Dürr gewann Generalprobe in Spindlermühle
Ihre größte Medaillenchance kommt jeweils noch am klassischen WM-Abschlusswochenende: Samstag (18.02.2023, im Sportschau-Livestream) für Dürr beim Slalom in Méribel, Sonntag für Straßer (18.02.2023, im Sportschau-Livestream) beim Slalom in Courchevel.
Beide Technik-Spezialisten waren in dieser Saison schon auf dem Podium in ihrer Paradedisziplin, Dürr gewann sogar die Generalprobe in Spindlermühle. Dass sie bei ihrem Slalom-Premierensieg die US-Amerikanerin Mikaela Shiffrin schlug und deren 86. Weltcupsieg verhinderte, brachte ihr weitere Hochachtung der Konkurrenz ein. "Ich bin schon ganz anders zu einer WM angereist", sagt sie. Sie hat gerade ein gutes Gefühl.
Mit den Spindlermühle-Skiern zur ersten Einzelmedaille?
In Méribel im Kampf um ihre erste WM-Einzelmedaille setzt sie auf die gleichen Skier wie in Spindlermühle. Einen Satz verwendet sie stets im ersten, einen zweiten im zweiten Durchgang. Das wird auch diesmal der Fall sein.
Dürr vom SV Germering ist 31 Jahre, Straßer vom TSV 1860 München 30. Es hat halt ein bisschen gedauert, bis sie sich in die Form ihrer jeweiligen Leben schwangen.
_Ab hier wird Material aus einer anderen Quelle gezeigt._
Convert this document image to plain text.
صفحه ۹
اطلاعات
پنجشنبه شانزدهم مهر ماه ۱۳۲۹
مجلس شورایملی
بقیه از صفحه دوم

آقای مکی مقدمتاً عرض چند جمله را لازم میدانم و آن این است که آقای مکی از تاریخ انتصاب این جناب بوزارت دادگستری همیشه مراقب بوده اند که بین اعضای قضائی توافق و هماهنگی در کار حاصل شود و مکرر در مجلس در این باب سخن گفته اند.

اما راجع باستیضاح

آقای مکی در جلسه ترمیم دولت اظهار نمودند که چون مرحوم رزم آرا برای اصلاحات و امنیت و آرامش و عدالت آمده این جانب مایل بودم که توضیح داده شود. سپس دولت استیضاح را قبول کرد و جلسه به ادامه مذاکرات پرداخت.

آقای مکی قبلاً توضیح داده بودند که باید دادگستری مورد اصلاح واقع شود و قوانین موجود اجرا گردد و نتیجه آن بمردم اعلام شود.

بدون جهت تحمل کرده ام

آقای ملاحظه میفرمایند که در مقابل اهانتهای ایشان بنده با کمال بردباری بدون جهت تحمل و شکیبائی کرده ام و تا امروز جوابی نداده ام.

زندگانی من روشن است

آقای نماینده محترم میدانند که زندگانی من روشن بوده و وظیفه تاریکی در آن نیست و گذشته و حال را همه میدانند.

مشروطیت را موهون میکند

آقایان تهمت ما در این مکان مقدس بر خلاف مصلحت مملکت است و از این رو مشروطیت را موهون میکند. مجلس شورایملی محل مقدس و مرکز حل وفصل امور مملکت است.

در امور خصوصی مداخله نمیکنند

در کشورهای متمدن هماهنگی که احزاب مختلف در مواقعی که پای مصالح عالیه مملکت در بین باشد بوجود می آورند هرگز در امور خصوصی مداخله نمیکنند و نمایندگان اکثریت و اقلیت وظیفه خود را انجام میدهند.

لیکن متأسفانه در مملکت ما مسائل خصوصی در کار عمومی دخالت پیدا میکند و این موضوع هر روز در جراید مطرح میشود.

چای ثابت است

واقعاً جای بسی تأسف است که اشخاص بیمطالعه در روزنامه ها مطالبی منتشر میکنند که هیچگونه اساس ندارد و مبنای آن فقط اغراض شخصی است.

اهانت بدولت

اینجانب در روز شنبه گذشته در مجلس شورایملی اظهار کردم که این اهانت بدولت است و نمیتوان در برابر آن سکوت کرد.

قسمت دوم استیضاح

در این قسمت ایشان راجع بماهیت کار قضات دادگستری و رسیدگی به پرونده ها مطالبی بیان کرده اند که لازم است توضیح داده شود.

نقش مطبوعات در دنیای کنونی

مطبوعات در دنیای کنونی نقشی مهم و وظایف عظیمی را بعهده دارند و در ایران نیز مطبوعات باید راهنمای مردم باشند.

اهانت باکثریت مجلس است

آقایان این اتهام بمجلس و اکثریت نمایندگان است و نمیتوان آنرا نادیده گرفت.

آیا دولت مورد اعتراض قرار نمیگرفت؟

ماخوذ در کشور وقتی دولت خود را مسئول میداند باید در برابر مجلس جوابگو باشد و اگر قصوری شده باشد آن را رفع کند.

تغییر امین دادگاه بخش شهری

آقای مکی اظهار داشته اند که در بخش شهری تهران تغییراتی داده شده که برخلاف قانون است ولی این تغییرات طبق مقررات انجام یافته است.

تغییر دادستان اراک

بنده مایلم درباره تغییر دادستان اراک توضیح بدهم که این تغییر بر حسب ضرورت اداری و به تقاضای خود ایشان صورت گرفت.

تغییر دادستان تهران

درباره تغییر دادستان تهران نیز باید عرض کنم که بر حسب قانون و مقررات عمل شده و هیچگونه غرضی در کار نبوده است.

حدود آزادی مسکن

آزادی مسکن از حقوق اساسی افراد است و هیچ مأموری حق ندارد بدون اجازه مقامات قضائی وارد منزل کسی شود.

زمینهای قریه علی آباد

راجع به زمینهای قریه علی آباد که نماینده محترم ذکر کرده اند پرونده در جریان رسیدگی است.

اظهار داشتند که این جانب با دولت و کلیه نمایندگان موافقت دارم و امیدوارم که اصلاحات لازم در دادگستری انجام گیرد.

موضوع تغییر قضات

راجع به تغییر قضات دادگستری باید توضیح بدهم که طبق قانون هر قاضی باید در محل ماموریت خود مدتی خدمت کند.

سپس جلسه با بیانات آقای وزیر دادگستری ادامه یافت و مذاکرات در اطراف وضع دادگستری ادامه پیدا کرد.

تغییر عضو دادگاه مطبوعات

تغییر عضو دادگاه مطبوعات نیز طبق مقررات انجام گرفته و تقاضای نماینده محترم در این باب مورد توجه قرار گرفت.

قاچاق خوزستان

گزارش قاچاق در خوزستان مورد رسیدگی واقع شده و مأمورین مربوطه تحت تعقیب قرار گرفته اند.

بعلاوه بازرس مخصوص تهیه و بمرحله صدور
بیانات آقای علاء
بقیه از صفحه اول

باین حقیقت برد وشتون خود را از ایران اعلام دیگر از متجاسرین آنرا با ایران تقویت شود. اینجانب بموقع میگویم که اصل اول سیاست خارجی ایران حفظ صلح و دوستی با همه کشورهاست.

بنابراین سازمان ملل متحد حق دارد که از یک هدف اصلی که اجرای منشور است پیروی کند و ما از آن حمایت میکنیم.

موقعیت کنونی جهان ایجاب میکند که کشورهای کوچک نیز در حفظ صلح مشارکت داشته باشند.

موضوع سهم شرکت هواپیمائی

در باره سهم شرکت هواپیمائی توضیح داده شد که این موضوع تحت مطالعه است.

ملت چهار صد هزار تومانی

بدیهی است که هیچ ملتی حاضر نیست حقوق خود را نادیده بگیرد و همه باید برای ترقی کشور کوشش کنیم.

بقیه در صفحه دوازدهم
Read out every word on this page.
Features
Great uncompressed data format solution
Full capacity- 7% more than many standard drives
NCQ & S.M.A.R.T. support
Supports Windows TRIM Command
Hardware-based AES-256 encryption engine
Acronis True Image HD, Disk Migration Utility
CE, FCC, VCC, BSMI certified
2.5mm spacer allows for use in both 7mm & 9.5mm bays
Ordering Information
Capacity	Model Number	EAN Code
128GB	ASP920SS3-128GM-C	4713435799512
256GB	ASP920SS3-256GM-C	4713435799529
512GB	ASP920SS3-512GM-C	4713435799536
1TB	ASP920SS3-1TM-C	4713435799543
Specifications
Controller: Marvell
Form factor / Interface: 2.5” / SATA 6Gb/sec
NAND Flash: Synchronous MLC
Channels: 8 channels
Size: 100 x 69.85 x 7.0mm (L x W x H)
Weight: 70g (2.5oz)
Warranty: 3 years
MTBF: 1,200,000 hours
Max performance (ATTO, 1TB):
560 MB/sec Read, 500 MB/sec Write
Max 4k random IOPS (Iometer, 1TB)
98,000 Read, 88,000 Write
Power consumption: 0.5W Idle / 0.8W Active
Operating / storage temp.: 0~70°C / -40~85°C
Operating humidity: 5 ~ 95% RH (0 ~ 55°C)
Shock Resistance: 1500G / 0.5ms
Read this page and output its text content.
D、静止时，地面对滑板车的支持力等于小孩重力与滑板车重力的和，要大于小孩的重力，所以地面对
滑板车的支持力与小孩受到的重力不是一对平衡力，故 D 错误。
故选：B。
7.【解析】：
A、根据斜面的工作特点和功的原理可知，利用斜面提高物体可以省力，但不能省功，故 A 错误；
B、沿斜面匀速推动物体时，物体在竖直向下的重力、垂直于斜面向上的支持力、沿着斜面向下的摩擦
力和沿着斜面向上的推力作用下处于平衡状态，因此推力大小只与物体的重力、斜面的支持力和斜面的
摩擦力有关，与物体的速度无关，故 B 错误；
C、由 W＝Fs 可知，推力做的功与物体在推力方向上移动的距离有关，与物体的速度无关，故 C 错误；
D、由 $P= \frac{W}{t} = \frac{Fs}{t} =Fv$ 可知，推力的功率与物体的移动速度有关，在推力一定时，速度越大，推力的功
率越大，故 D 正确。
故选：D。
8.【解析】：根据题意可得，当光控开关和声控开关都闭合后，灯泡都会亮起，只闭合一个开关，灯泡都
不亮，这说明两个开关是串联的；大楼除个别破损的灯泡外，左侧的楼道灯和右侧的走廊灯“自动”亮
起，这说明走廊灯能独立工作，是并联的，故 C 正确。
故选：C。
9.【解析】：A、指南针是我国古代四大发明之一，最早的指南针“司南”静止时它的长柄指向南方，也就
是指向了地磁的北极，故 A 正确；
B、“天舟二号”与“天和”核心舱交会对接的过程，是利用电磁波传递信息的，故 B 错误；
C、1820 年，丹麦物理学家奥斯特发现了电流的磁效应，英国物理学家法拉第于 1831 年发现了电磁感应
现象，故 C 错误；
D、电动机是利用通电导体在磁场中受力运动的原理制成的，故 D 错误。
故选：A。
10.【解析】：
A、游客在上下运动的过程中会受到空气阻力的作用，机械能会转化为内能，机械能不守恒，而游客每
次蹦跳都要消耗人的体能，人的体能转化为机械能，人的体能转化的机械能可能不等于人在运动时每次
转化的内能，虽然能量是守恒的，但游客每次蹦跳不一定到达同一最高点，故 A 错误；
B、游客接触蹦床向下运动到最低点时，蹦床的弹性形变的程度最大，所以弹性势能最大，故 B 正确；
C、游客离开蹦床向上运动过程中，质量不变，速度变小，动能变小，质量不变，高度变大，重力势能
Für die WM sind sie jedoch nun im "perfekten Alter", findet der Sportschau-Experte Felix Neureuther: "Sie wissen auch: Viele Chancen werden sie nicht mehr bekommen. Sie haben viel Erfahrung gesammelt, wissen, mit Dingen umzugehen. Jetzt wird es Zeit, das Ganze auch abzurufen."
Straßer gewann 2021 in Zagreb und vor einem Jahr in Schladming
Irgendwann vor ein, zwei Jahren kam bei beiden der entscheidende Schub nach teilweise schweren Wintern. "Wenn ich es wüsste, wie es dazu kam, hätte ich es viel früher gemacht. Aber so habe ich eben einige gute und schlechte Erfahrungen gemacht", sagt Dürr. Daran sei sie gewachsen. "Ich sehe mittlerweile gewisse Situationen entspannter und bin noch ehrgeiziger."
Straßer findet: "Ich habe einen Prozess durchgemacht, aber dabei immer Fortschritte gesehen." Bis eben zu seinem zweiten Weltcupsieg 2021 in Zagreb, vor einem Jahr gewann er dann noch den Nachtslalom in Schladming. Selbst den frühen Einfädler dort in diesem Jahr wertet er als Teil dieses Prozesses - alles gehöre eben zu seiner Karriere.
Courchevel-Piste wird glatt
Nun soll es am besten für beide mit der ersten WM-Medaille im Slalom klappen. Anders als Dürr auf dem Sonnenhang von Méribel ist Straßer den Hang in Courchevel noch nicht gefahren.
Eines wurde bei der Riesenslalom-Entscheidung am Freitag klar: Die Piste wird auch am Sonntag eisig sein, es wird glatt für die Skifahrer. Aber ja, auch das gehört vermutlich zu diesem Prozess in der Karriere von Linus Straßer, an dessen vorläufigem Ende eine WM-Medaille stehen soll. Straßer würde sie am Sonntagnachmittag vermutlich mit den ähnlich großen Augen entgegennehmen, mit denen er jüngst auf den Courcheveler Flughafen geblickt hat.